Balzac, Le père Goriot, p. 46-47 de l'édition Folio.

17 septembre 2007

Huis clos autour d'une passion presque éteinte

Les braises,
de Sandor Maraï


J’ai découvert ces jours-ci, une nouvelle fois grâce à ma chère marraine, l’écrivain hongrois Sandor Maraï (1900-1989). Les braises : voici ce qui reste, au petit matin froid, de la généreuse flambée qui la veille animait le foyer. Les braises (1942) est un roman de la passion consumée.

« Si nous examinons notre propre cœur, qu’y trouvons-nous ? De la passion ! Il faut aussi que nous sachions que la vieillesse n’est jamais harmonieuse. Le temps peut affaiblir mais n’arrive jamais à étouffer les passions […] Elles n’ont, en effet, plus beaucoup de sens. Néanmoins, elles restent dans notre cœur. Pour quelle raison attendre autre chose du monde, de ce monde rempli de désirs inconscients, de passions et de violences ? […] Seules les passions vivent, nous brûlent et en appellent au ciel… » (p. 190-191)

La structure de l’œuvre est celle d’un huis clos entre deux vieillards à l’aube de la mort. Elle respecte scrupuleusement les cadres du théatre classique : unité de temps – une journée, prétexte à l’évocation de toute une vie, unité de lieu – une pièce qui porte en elle le souvenir d’un monde disparu, et d’un jour décisif entre tous. Structure théatrale qui semble faire écho à la vie intime du personnage du général, que l’auteur s’est choisi pour point de focalisation : ne soigne-t-il pas la mise en scène de la rencontre, comme s’il s’agissait ce soir-là de la dernière représentation sur la scène de son existence consumée ? A juste titre, le général se prépare à assister au dénouement de l’intrigue de sa propre vie, la dernière scène dont il a passé quarante ans à repasser les dialogues et les détails...
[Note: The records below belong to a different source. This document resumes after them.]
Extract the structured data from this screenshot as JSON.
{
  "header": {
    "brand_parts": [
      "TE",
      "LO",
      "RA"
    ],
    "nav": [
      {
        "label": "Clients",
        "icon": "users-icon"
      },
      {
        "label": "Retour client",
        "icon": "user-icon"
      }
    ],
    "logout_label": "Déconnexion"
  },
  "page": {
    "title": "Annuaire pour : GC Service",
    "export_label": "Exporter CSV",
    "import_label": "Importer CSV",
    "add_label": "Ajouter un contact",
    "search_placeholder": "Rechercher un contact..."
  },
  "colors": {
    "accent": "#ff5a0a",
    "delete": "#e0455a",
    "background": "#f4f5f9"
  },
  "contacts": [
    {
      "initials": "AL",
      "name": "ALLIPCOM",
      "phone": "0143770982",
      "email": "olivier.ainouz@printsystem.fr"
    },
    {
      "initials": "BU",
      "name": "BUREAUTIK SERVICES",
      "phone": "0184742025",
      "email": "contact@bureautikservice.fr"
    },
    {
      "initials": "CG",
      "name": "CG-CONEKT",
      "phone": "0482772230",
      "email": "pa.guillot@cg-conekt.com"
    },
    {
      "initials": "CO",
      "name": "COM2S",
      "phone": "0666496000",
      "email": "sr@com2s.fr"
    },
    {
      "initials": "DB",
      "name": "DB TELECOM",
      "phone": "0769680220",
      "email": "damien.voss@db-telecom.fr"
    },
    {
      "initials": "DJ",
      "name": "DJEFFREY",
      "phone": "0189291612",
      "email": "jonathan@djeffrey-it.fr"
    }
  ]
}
La maîtrise romanesque de Maraï est impressionnante. L’unité de temps et de lieu concentre et déploie effectivement une fresque d’une surprenante densité. Ce roman peu épais (220 pages) enferme l’évocation nostalgique d’un monde disparu, les rêves de puissance d’une Europe dont la grandeur s’efface dans les désillusions, qui rappelle Zweig (en mieux) et Musil (dans un autre genre !). Mais ces bribes de grand roman historique ne prennent leur sens que dans le face à face du général et de Conrad.

Le lecteur découvre peu à peu, au fur et à mesure du déroulement de la journée, la nature du drame qui s’est noué, il y a plus de quarante ans, entre les deux personnages – et dont je ne veux révéler précisément que les contours pour préserver le plaisir de la lecture. Au-delà du thème de la trahison, l’intrigue se noue autour de celui de la passion. L’amitié comme passion, qui recherche sa consommation dans l’autre, qui brûle et dévore de sentiments contradictoires, qui suffit à faire basculer l’existence d’un homme !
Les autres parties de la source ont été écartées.